To make Claudia's viral lemon pasta, the ingredients couldn't be simpler. Some people might even say they're shockingly simple! (I'm "some people," for the record.)
STEP 1: This step just so happens to be the most important one — zest and juice your lemons.
Then juice 'em! You'll ultimately want about ¼ cup of lemon juice when you're done, so depending on how juicy your lemons are, you might need only two of the three.
STEP 2: Bring a medium pot of heavily salted water to a rolling boil.
I love this part of the recipe: You won't actually boil the pasta in this water. Rather, you'll use a ladle to spoon boiling water over the angel hair pasta in a skillet, a little bit at a time. Think of it like a risotto. Adding the water a ladleful at a time will create a luscious, creamy sauce — and it won't overcook the pasta, either, since angel hair is notoriously easy to turn into mush.
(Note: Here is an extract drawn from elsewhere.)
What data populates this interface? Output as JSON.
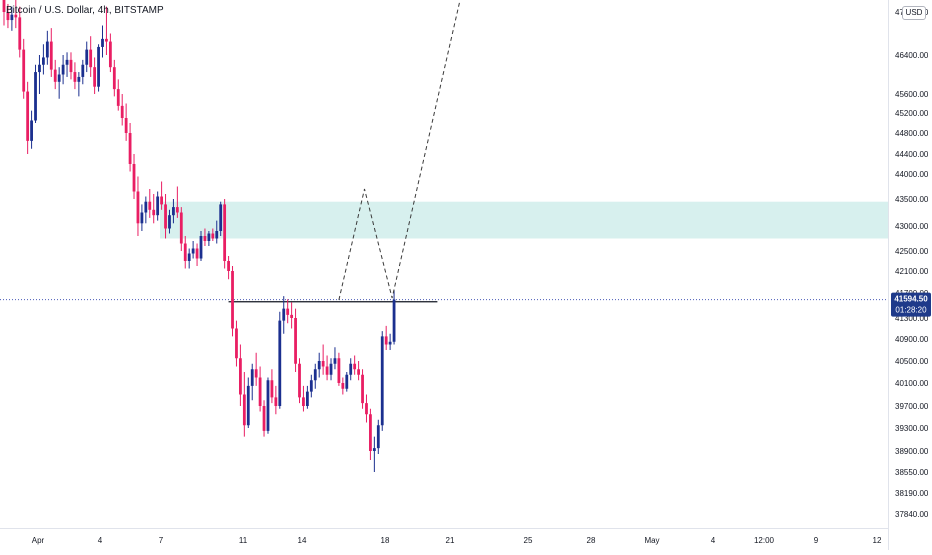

STEP 3: In a large skillet, combine your sliced garlic, crushed red pepper, butter (or, as Claudia calls it, "love"), and just enough olive oil to coat the bottom of the skillet.
It should look a little something like this:
A note on red pepper: If your spice tolerance is low, I'd recommend reducing the amount of crushed red pepper to ¼ teaspoon or even ⅛ teaspoon. As a spicy-food lover, I found it had the perfect amount to pack a subtle kick without being spicy, so to speak, but listen to your own gut and measure accordingly.
STEP 4: Add your pasta to the oil mixture along with two ladlefuls of your salted pasta water, and continuously shake the skillet to combine everything.
The rocking of the skillet back and forth on your stove, as Claudia demonstrates in her video, helps the pasta to combine with the starchy pasta water. However, if your pasta needs a little more coaxing to soak up all that saucy goodness, feel free to toss gently with tongs.
@mammaculinaria / Claudia / Via tiktok.com
Continue adding the salted water to the pasta by the ladleful, adding more only once the previous addition starts to look dry. Cook the pasta, tossing frequently, only until it's just shy of al dente — since angel hair cooks rather quickly, it should only take about five to six minutes, tops.
Your pasta is done cooking when it looks something like this: Each strand of angel hair will be tender (but not flimsy!), and the sauce will look glossy and starchy as it bubbles.
STEP 5: Off the heat, toss in your whole basil leaves, reserved lemon zest, and lemon juice.
That's it! Easy, right?
To serve Claudia's lemon pasta, twirl the angel hair with your tongs and nestle each serving onto a plate. Alternatively, you can literally just pile pasta onto plates without worrying about presentation. You're just gonna eat it, anyway.
THE VERDICT: For a dish that only requires 15 minutes of work, I was absolutely blown away. Hell, even if it took an hour to make, I'd be equally impressed.
If the amount of lemon in this recipe seems daunting, I'd implore you to try it anyway. Angel hair pasta offers a lot more surface area than a conventional spaghetti would, which means it holds up to (and requires) a lot more sauce. So while a ¼ cup of lemon juice and the zest of three lemons does seem like a lot of lemon, it's really the perfect amount for this recipe.
Admittedly, I'm also not the biggest fan of angel hair pasta. There, I said it. But you know what? I'm absolutely obsessed with it in this recipe. The method of slowly adding hot water to cook the pasta in its own sauce works perfectly here, and IMO, it's the secret to making sure you don't end up with angel hair mush.